Abstract

The explosion of various healthcare data from genomics to medical imaging to electronic health records, wearable sensors, and real-time clinical systems opens new opportunities for precision medicine. Yet traditional statistical and rule-based decision tools are stretched to the limits of analyzing the high-dimensional and multimodal and constantly changing data. Recent research has identified that AI-driven big data analytics can be used to scale up and provide better early detection of diseases, personalized treatment planning and clinical decision making in oncology and chronic diseases (Ahmed et al., 2025; Manik et al., 2025a).
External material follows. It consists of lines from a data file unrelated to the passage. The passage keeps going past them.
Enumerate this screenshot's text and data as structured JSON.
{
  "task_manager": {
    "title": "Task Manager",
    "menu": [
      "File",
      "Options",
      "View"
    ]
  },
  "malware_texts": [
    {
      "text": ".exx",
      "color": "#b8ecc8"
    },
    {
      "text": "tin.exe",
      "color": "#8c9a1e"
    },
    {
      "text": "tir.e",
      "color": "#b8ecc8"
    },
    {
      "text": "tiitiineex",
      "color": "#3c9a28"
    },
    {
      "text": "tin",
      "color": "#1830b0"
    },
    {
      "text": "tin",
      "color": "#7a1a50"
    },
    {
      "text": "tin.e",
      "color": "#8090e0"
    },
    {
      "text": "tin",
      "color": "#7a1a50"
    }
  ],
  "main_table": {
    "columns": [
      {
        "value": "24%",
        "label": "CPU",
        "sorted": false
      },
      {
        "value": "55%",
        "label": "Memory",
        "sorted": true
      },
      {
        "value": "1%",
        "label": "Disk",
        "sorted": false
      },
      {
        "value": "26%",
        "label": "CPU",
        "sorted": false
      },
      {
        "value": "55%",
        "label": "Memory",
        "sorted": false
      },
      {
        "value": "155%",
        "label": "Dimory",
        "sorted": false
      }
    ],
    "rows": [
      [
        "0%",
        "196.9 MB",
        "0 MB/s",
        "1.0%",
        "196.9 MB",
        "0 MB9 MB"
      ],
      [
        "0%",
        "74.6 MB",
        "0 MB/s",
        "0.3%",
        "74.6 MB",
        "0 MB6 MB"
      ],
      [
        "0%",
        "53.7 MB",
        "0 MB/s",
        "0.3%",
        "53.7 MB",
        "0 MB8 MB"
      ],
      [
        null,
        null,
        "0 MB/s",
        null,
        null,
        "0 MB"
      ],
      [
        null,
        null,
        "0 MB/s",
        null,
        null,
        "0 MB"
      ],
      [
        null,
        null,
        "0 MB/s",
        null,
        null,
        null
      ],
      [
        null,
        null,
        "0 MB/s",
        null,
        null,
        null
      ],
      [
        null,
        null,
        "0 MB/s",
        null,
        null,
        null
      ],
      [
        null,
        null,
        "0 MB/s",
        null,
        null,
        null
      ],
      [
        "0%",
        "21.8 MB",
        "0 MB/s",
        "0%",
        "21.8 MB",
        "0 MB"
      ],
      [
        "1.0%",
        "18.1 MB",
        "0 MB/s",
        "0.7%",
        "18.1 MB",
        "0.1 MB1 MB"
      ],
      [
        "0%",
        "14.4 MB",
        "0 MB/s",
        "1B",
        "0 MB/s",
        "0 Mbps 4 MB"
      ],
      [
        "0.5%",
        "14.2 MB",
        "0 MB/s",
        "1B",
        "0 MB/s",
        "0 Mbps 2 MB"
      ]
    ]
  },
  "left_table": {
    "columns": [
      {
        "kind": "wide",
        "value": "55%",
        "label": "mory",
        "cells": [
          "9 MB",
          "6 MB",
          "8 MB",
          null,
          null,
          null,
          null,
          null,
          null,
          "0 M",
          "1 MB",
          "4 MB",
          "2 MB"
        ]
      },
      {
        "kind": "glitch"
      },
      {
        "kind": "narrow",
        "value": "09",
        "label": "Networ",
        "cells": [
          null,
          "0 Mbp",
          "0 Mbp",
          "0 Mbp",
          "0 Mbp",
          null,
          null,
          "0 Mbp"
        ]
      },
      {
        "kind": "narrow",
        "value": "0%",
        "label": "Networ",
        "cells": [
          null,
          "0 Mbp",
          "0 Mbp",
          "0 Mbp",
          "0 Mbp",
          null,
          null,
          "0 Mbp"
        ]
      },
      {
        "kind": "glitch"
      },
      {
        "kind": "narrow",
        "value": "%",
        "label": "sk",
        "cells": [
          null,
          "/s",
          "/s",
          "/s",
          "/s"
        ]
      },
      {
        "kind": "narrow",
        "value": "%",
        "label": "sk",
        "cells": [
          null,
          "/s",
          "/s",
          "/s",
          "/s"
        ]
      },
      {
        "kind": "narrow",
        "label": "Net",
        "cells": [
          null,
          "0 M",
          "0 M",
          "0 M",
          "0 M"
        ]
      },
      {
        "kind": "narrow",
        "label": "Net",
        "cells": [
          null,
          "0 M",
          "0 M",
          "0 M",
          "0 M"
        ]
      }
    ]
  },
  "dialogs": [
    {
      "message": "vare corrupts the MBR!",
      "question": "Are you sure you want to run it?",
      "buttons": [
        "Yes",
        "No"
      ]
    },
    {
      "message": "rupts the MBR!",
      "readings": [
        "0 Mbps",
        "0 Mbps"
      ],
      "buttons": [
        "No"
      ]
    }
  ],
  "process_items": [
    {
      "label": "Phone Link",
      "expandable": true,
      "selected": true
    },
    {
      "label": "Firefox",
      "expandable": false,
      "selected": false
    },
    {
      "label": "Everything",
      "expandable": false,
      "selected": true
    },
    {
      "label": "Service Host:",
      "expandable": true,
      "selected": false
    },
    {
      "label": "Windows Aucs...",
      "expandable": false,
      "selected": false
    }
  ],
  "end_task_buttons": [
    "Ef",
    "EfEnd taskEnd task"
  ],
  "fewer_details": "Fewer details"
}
This paper synthesizes AI-enabled big data analytics for precision medicine, drawing on evidence from cancer diagnostics, prediction of chronic diseases, genomics-based drug discovery, and explainable clinical intelligence. It brings together the domains of deep learning, hybrid machine learning architectures, multimodal data fusion, and explainable AI (XAI) techniques that are subsumed into consolidated deep learning models into one unified framework that aims to enhance the performance of diagnostic accuracy, interpretability, and translational readiness (Forhad Hossain, 2025; Islam et al., 2025). The framework focuses on ethical data governance and scalable analytics pipelines, and clinician-centric transparency to bridge the gap between algorithmic innovation and real-world healthcare implementation. Synthesized results of findings show the consistent superiority of certain AI-relying big data analytics over traditional methods for disease classification, risk stratification, and therapeutic decision support and for certain other new challenges concerning model explainability, data privacy, and healthcare equity (Rahman et al., 2025; Samiun et al., 2025). By combining cross-domain evidence and proposing a unified analytical architecture, this work is designed to provide researchers, practitioners, and authorities with practical and useful knowledge by responding to the demand to operationalize at scale AI-powered precision medicine.